I'm splitting up with my wife, and this is going to cause me problems, other than emotional. I think I might be in a spot of bother, financially. 

We are living in a foreign country, in an apartment that is tied to my wife's job. I paid all the rent in advance, and my wife's salary would pay for food. Because we're breaking up, it's me who has to leave - it is wife's job, and also, obviously I'd just feel bad if she wasn't taken care of. 

I'm self-employed, and I work remotely. While I am/was living in an apartment with the rent paid, this was fine. I have some semi-regular work, and was going to try a few of my own things to make money. 

However, if we're splitting up, this puts me in trouble. I have about $2k in the bank. I have a job coming up, I think, which will pay about $1k, but I need an internet connection and a quiet place etc, and obviously moving is very disruptive. 

I have another 'verbal agreement' type of deal that supplies me with work fairly regularly for an application I programmed, that might very soon lead to some less sporadic income, a type of retainer for my services. But these things take time. I have agreed to work with them long-term (and I love doing it), but it is not a fulltime job - and it is probably just enough work that it wouldn't be possible while holding a fulltime job. 

My wife was screaming at me yesterday that her taxes are my fault (seriously, she says if she hadn't married me her taxes would be lower) - even though I paid her taxes for her, plus an extra $1.5k that I just gave her on top of that. Then there was a holiday, new TV and so on. 

But I don't know what to do. $2k isn't going to get me far, especially as I have no reason to stay in this country and want to leave. I have a perpetual fear of being homeless (I think because my parent's divorced when I was very young, and my mother was alcoholic, constantly threatening to just walk off into the night and not come back etc).

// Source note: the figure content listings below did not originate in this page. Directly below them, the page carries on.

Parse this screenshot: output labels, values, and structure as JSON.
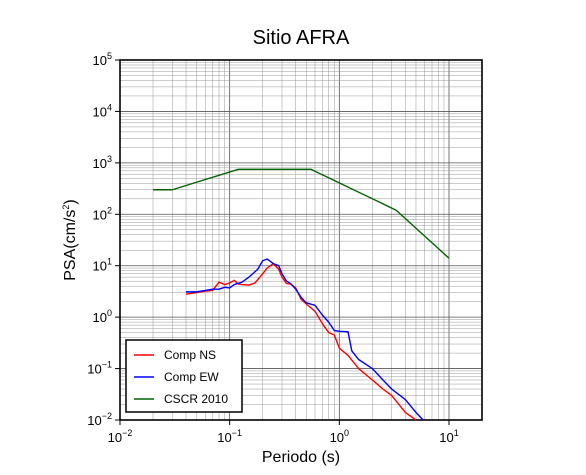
{
  "chart_data": {
    "type": "line",
    "title": "Sitio AFRA",
    "xlabel": "Periodo (s)",
    "ylabel_main": "PSA(cm/s",
    "ylabel_sup": "2",
    "ylabel_tail": ")",
    "xscale": "log",
    "yscale": "log",
    "xlim": [
      0.01,
      20
    ],
    "ylim": [
      0.01,
      100000
    ],
    "grid": true,
    "legend_position": "bottom-left",
    "x_ticks": [
      {
        "value": 0.01,
        "base": "10",
        "exp": "−2"
      },
      {
        "value": 0.1,
        "base": "10",
        "exp": "−1"
      },
      {
        "value": 1,
        "base": "10",
        "exp": "0"
      },
      {
        "value": 10,
        "base": "10",
        "exp": "1"
      }
    ],
    "y_ticks": [
      {
        "value": 0.01,
        "base": "10",
        "exp": "−2"
      },
      {
        "value": 0.1,
        "base": "10",
        "exp": "−1"
      },
      {
        "value": 1,
        "base": "10",
        "exp": "0"
      },
      {
        "value": 10,
        "base": "10",
        "exp": "1"
      },
      {
        "value": 100,
        "base": "10",
        "exp": "2"
      },
      {
        "value": 1000,
        "base": "10",
        "exp": "3"
      },
      {
        "value": 10000,
        "base": "10",
        "exp": "4"
      },
      {
        "value": 100000,
        "base": "10",
        "exp": "5"
      }
    ],
    "series": [
      {
        "name": "Comp NS",
        "color": "#ff0000",
        "points": [
          [
            0.04,
            2.8
          ],
          [
            0.05,
            3.0
          ],
          [
            0.06,
            3.2
          ],
          [
            0.07,
            3.3
          ],
          [
            0.08,
            4.8
          ],
          [
            0.09,
            4.3
          ],
          [
            0.1,
            4.6
          ],
          [
            0.11,
            5.2
          ],
          [
            0.12,
            4.4
          ],
          [
            0.13,
            4.3
          ],
          [
            0.15,
            4.2
          ],
          [
            0.17,
            4.6
          ],
          [
            0.2,
            7.0
          ],
          [
            0.22,
            9.0
          ],
          [
            0.25,
            11.0
          ],
          [
            0.28,
            8.5
          ],
          [
            0.3,
            6.0
          ],
          [
            0.33,
            4.5
          ],
          [
            0.36,
            4.4
          ],
          [
            0.4,
            3.7
          ],
          [
            0.45,
            2.2
          ],
          [
            0.5,
            1.8
          ],
          [
            0.6,
            1.3
          ],
          [
            0.7,
            0.75
          ],
          [
            0.8,
            0.5
          ],
          [
            0.9,
            0.45
          ],
          [
            1.0,
            0.25
          ],
          [
            1.2,
            0.18
          ],
          [
            1.5,
            0.1
          ],
          [
            2.0,
            0.06
          ],
          [
            2.5,
            0.04
          ],
          [
            3.0,
            0.03
          ],
          [
            3.5,
            0.02
          ],
          [
            4.0,
            0.014
          ],
          [
            5.0,
            0.01
          ]
        ]
      },
      {
        "name": "Comp EW",
        "color": "#0000ff",
        "points": [
          [
            0.04,
            3.1
          ],
          [
            0.05,
            3.1
          ],
          [
            0.06,
            3.3
          ],
          [
            0.07,
            3.5
          ],
          [
            0.08,
            3.5
          ],
          [
            0.09,
            3.8
          ],
          [
            0.1,
            3.7
          ],
          [
            0.11,
            4.3
          ],
          [
            0.13,
            4.8
          ],
          [
            0.15,
            6.0
          ],
          [
            0.18,
            8.5
          ],
          [
            0.2,
            12.5
          ],
          [
            0.22,
            13.5
          ],
          [
            0.25,
            11.0
          ],
          [
            0.28,
            10.0
          ],
          [
            0.3,
            7.0
          ],
          [
            0.33,
            5.0
          ],
          [
            0.36,
            4.5
          ],
          [
            0.4,
            3.5
          ],
          [
            0.45,
            2.4
          ],
          [
            0.5,
            1.9
          ],
          [
            0.6,
            1.7
          ],
          [
            0.7,
            1.1
          ],
          [
            0.8,
            0.8
          ],
          [
            0.9,
            0.55
          ],
          [
            1.0,
            0.53
          ],
          [
            1.2,
            0.52
          ],
          [
            1.3,
            0.22
          ],
          [
            1.5,
            0.15
          ],
          [
            2.0,
            0.1
          ],
          [
            2.5,
            0.06
          ],
          [
            3.0,
            0.04
          ],
          [
            4.0,
            0.025
          ],
          [
            5.0,
            0.014
          ],
          [
            5.8,
            0.01
          ]
        ]
      },
      {
        "name": "CSCR 2010",
        "color": "#006400",
        "points": [
          [
            0.02,
            300
          ],
          [
            0.03,
            300
          ],
          [
            0.12,
            750
          ],
          [
            0.55,
            750
          ],
          [
            3.3,
            120
          ],
          [
            10,
            14
          ]
        ]
      }
    ]
  }
}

I'm worried about what I'm going to do. 

As for family, my mother is dead, my father is remarried and I really can't stay with him, my sister is practically a saint, and she says I can stay with her for awhile, but she has a husband and a small boy, and I really would only feel comfortable staying with them for about a week. What few friends I have are dotted around the globe, and most of them have young families etc. I'd like to be on my own for awhile anyway. 

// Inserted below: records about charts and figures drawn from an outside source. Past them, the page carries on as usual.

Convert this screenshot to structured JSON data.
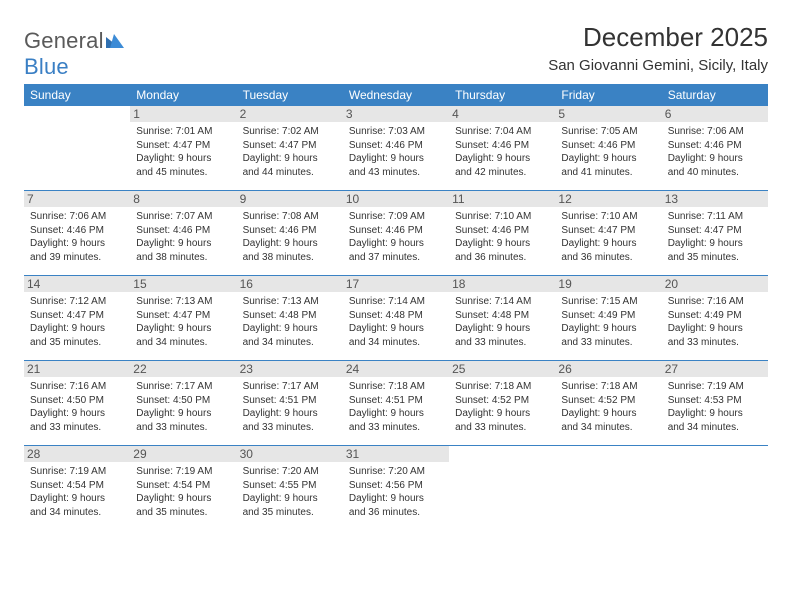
{
  "brand": {
    "part1": "General",
    "part2": "Blue"
  },
  "title": "December 2025",
  "location": "San Giovanni Gemini, Sicily, Italy",
  "colors": {
    "header_bg": "#3a82c4",
    "header_text": "#ffffff",
    "daynum_bg": "#e6e6e6",
    "rule": "#3a82c4",
    "body_text": "#333333",
    "logo_gray": "#5a5a5a",
    "logo_blue": "#3a7fc4"
  },
  "typography": {
    "title_fontsize": 26,
    "location_fontsize": 15,
    "dayheader_fontsize": 12,
    "daynum_fontsize": 12,
    "body_fontsize": 10
  },
  "day_headers": [
    "Sunday",
    "Monday",
    "Tuesday",
    "Wednesday",
    "Thursday",
    "Friday",
    "Saturday"
  ],
  "weeks": [
    [
      {
        "n": "",
        "blank": true
      },
      {
        "n": "1",
        "sunrise": "Sunrise: 7:01 AM",
        "sunset": "Sunset: 4:47 PM",
        "daylight": "Daylight: 9 hours and 45 minutes."
      },
      {
        "n": "2",
        "sunrise": "Sunrise: 7:02 AM",
        "sunset": "Sunset: 4:47 PM",
        "daylight": "Daylight: 9 hours and 44 minutes."
      },
      {
        "n": "3",
        "sunrise": "Sunrise: 7:03 AM",
        "sunset": "Sunset: 4:46 PM",
        "daylight": "Daylight: 9 hours and 43 minutes."
      },
      {
        "n": "4",
        "sunrise": "Sunrise: 7:04 AM",
        "sunset": "Sunset: 4:46 PM",
        "daylight": "Daylight: 9 hours and 42 minutes."
      },
      {
        "n": "5",
        "sunrise": "Sunrise: 7:05 AM",
        "sunset": "Sunset: 4:46 PM",
        "daylight": "Daylight: 9 hours and 41 minutes."
      },
      {
        "n": "6",
        "sunrise": "Sunrise: 7:06 AM",
        "sunset": "Sunset: 4:46 PM",
        "daylight": "Daylight: 9 hours and 40 minutes."
      }
    ],
    [
      {
        "n": "7",
        "sunrise": "Sunrise: 7:06 AM",
        "sunset": "Sunset: 4:46 PM",
        "daylight": "Daylight: 9 hours and 39 minutes."
      },
      {
        "n": "8",
        "sunrise": "Sunrise: 7:07 AM",
        "sunset": "Sunset: 4:46 PM",
        "daylight": "Daylight: 9 hours and 38 minutes."
      },
      {
        "n": "9",
        "sunrise": "Sunrise: 7:08 AM",
        "sunset": "Sunset: 4:46 PM",
        "daylight": "Daylight: 9 hours and 38 minutes."
      },
      {
        "n": "10",
        "sunrise": "Sunrise: 7:09 AM",
        "sunset": "Sunset: 4:46 PM",
        "daylight": "Daylight: 9 hours and 37 minutes."
      },
      {
        "n": "11",
        "sunrise": "Sunrise: 7:10 AM",
        "sunset": "Sunset: 4:46 PM",
        "daylight": "Daylight: 9 hours and 36 minutes."
      },
      {
        "n": "12",
        "sunrise": "Sunrise: 7:10 AM",
        "sunset": "Sunset: 4:47 PM",
        "daylight": "Daylight: 9 hours and 36 minutes."
      },
      {
        "n": "13",
        "sunrise": "Sunrise: 7:11 AM",
        "sunset": "Sunset: 4:47 PM",
        "daylight": "Daylight: 9 hours and 35 minutes."
      }
    ],
    [
      {
        "n": "14",
        "sunrise": "Sunrise: 7:12 AM",
        "sunset": "Sunset: 4:47 PM",
        "daylight": "Daylight: 9 hours and 35 minutes."
      },
      {
        "n": "15",
        "sunrise": "Sunrise: 7:13 AM",
        "sunset": "Sunset: 4:47 PM",
        "daylight": "Daylight: 9 hours and 34 minutes."
      },
      {
        "n": "16",
        "sunrise": "Sunrise: 7:13 AM",
        "sunset": "Sunset: 4:48 PM",
        "daylight": "Daylight: 9 hours and 34 minutes."
      },
      {
        "n": "17",
        "sunrise": "Sunrise: 7:14 AM",
        "sunset": "Sunset: 4:48 PM",
        "daylight": "Daylight: 9 hours and 34 minutes."
      },
      {
        "n": "18",
        "sunrise": "Sunrise: 7:14 AM",
        "sunset": "Sunset: 4:48 PM",
        "daylight": "Daylight: 9 hours and 33 minutes."
      },
      {
        "n": "19",
        "sunrise": "Sunrise: 7:15 AM",
        "sunset": "Sunset: 4:49 PM",
        "daylight": "Daylight: 9 hours and 33 minutes."
      },
      {
        "n": "20",
        "sunrise": "Sunrise: 7:16 AM",
        "sunset": "Sunset: 4:49 PM",
        "daylight": "Daylight: 9 hours and 33 minutes."
      }
    ],
    [
      {
        "n": "21",
        "sunrise": "Sunrise: 7:16 AM",
        "sunset": "Sunset: 4:50 PM",
        "daylight": "Daylight: 9 hours and 33 minutes."
      },
      {
        "n": "22",
        "sunrise": "Sunrise: 7:17 AM",
        "sunset": "Sunset: 4:50 PM",
        "daylight": "Daylight: 9 hours and 33 minutes."
      },
      {
        "n": "23",
        "sunrise": "Sunrise: 7:17 AM",
        "sunset": "Sunset: 4:51 PM",
        "daylight": "Daylight: 9 hours and 33 minutes."
      },
      {
        "n": "24",
        "sunrise": "Sunrise: 7:18 AM",
        "sunset": "Sunset: 4:51 PM",
        "daylight": "Daylight: 9 hours and 33 minutes."
      },
      {
        "n": "25",
        "sunrise": "Sunrise: 7:18 AM",
        "sunset": "Sunset: 4:52 PM",
        "daylight": "Daylight: 9 hours and 33 minutes."
      },
      {
        "n": "26",
        "sunrise": "Sunrise: 7:18 AM",
        "sunset": "Sunset: 4:52 PM",
        "daylight": "Daylight: 9 hours and 34 minutes."
      },
      {
        "n": "27",
        "sunrise": "Sunrise: 7:19 AM",
        "sunset": "Sunset: 4:53 PM",
        "daylight": "Daylight: 9 hours and 34 minutes."
      }
    ],
    [
      {
        "n": "28",
        "sunrise": "Sunrise: 7:19 AM",
        "sunset": "Sunset: 4:54 PM",
        "daylight": "Daylight: 9 hours and 34 minutes."
      },
      {
        "n": "29",
        "sunrise": "Sunrise: 7:19 AM",
        "sunset": "Sunset: 4:54 PM",
        "daylight": "Daylight: 9 hours and 35 minutes."
      },
      {
        "n": "30",
        "sunrise": "Sunrise: 7:20 AM",
        "sunset": "Sunset: 4:55 PM",
        "daylight": "Daylight: 9 hours and 35 minutes."
      },
      {
        "n": "31",
        "sunrise": "Sunrise: 7:20 AM",
        "sunset": "Sunset: 4:56 PM",
        "daylight": "Daylight: 9 hours and 36 minutes."
      },
      {
        "n": "",
        "blank": true
      },
      {
        "n": "",
        "blank": true
      },
      {
        "n": "",
        "blank": true
      }
    ]
  ]
}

Does anyone have any advice? This is an added worry for me, in fact I'm somewhat terrified, on top of breaking up with my wife. Thanks.


----------



## arbitrator (Feb 13, 2012)

*I'd at least sit down and disclose all of this to your good friends, hoping that they perhaps can at least help you come up with some kind of a short-term solution!*


----------



## EleGirl (Dec 3, 2011)

vauxhall101 said:


> I paid all the rent in advance, and my wife's salary would pay for food.


How far in advance did you pay the rent? It you mean that the rent is already paid for the next few months, have the divorce settlement set up so that she has to give you the money. If you are not living there, you should not be invested in her future rent.

what are the laws where you life. Does she earn a lot more than you? If so can you get some kind of rehabilitative support or some extra in the settlement to help you either go back to your country or move to an apartment, etc?

Could you get a part time job to help you support yourself until you increase your self employment income?


----------



## getting it together (Jun 28, 2017)

"My wife was screaming at me yesterday that her taxes are my fault (seriously, she says if she hadn't married me her taxes would be lower) - even though I paid her taxes for her, plus an extra $1.5k that I just gave her on top of that. Then there was a holiday, new TV and so on."

>>>Judging by the above, your wife is in limerence, probably phase 2. You paid and should be able to stay. Tell her you need to save up enough money before you depart. Be sure you have a time frame in mind.


----------



## michzz (Jun 6, 2008)

Can you get any credit from a bank to tide you over as you transition to another place to live?


----------